São boas as chances de os brasileiros erguerem hidrelétricas no exterior por conta do conhecimento e do histórico vitorioso do país nesse campo. “O Brasil trabalha com hidrelétricas há mais de um século”, lembra Luis Fernando Achá Mercado, gerente do Núcleo de Engenharia de Geração e Transmissão da Andrade & Canellas, empresa de consultoria no segmento de energia. As usinas brasileiras desse tipo, explica ele, alcançam 100% de nacionalização de construção e de equipamentos, reafirmando, assim, a competência técnica do país na área.

Além de fortalecer a engenharia nacional, a exportação de tecnologia e serviços tem a faculdade de estimular as vendas da indústria de bens de capital. “As empreiteiras carregam consigo uma série de fornecedores de equipamentos que, sem essa ajuda, talvez não conseguissem sozinhos ingressar com seus produtos em outros mercados”, observa Ralph Lima Terra, vice-presidente da Associação Brasileira da Infraestrutura e Indústrias de Base (Abdib). Ele destaca o papel do Banco Nacional de Desenvolvimento Econômico e Social (BNDES), que anos atrás começou a financiar as construtoras que executam obras no exterior, “pois se trata de uma estratégia de exportação e de comércio exterior da qual o Brasil não pode prescindir”.

Calcula-se que, em 2011, o BNDES tenha liberado US$ 1,3 bilhão com esse propósito. É um montante que equivale a uma pequena fração dos financiamentos das obras externas tocadas pelas empreiteiras nacionais, mas não deixa de ser de grande significado e valor inestimável. Em 2009, por exemplo, o repasse daquele banco oficial foi de US$ 937 milhões, um total pouco inferior ao de 2011, mas que representou um salto de 1.185% na comparação com os valores de 2001 (US$ 72,9 milhões).

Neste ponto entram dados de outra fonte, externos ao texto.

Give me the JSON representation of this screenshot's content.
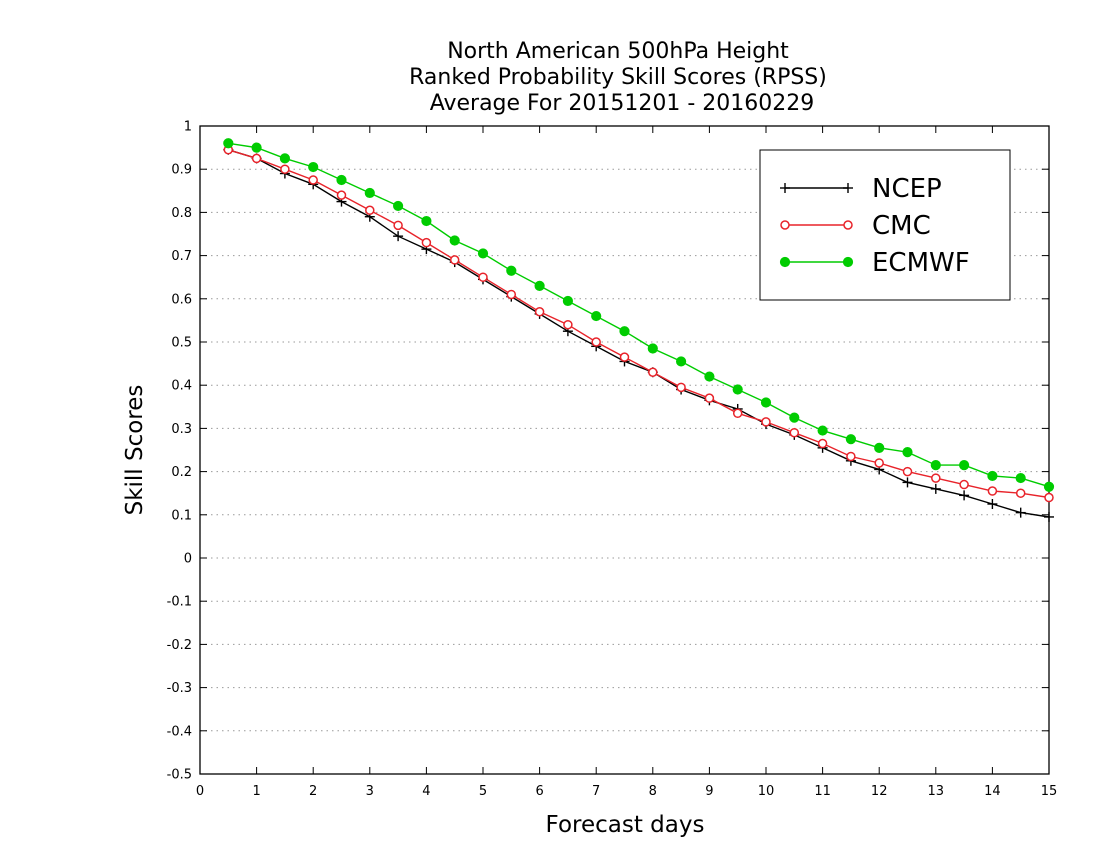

O contraponto desse cenário promissor são as dificuldades que algumas empreiteiras estão enfrentando, especialmente na América Latina, e que têm levado à paralisação dos trabalhos por conta de contestações de grupos locais e movimentos sociais. “Com certa frequência, as obras de infraestrutura envolvem disputas sobre territórios ricos em recursos naturais, num contexto de grande mobilização política de grupos tradicionalmente marginalizados, como a população indígena. Quando essas tendências se cruzam, o resultado é o conflito”, assinala Maurício Santoro, cientista político e professor de relações internacionais na Fundação Getúlio Vargas (FGV) do Rio de Janeiro.

Santoro esclarece que o Brasil já tem tradição como fornecedor desse tipo de serviço ao exterior, mas não estava acostumado a operar em democracias. “Quando as empreiteiras brasileiras faziam negócios com o Iraque, de Saddam Hussein, ou com a Líbia, de Muamar Kadafi, precisavam se preocupar somente em acertar os contratos com o governo local. Os desejos das populações não contavam.” Agora é diferente, alerta o professor da FGV. Ele pondera que países como a Bolívia e o Peru estão às voltas com movimentos sociais fortes que podem discordar das autoridades estatais e, ocasionalmente, entrar em choque com os interesses das empresas brasileiras. “É preciso levar em conta esses novos atores políticos e incluí-los nas negociações”, adverte o professor.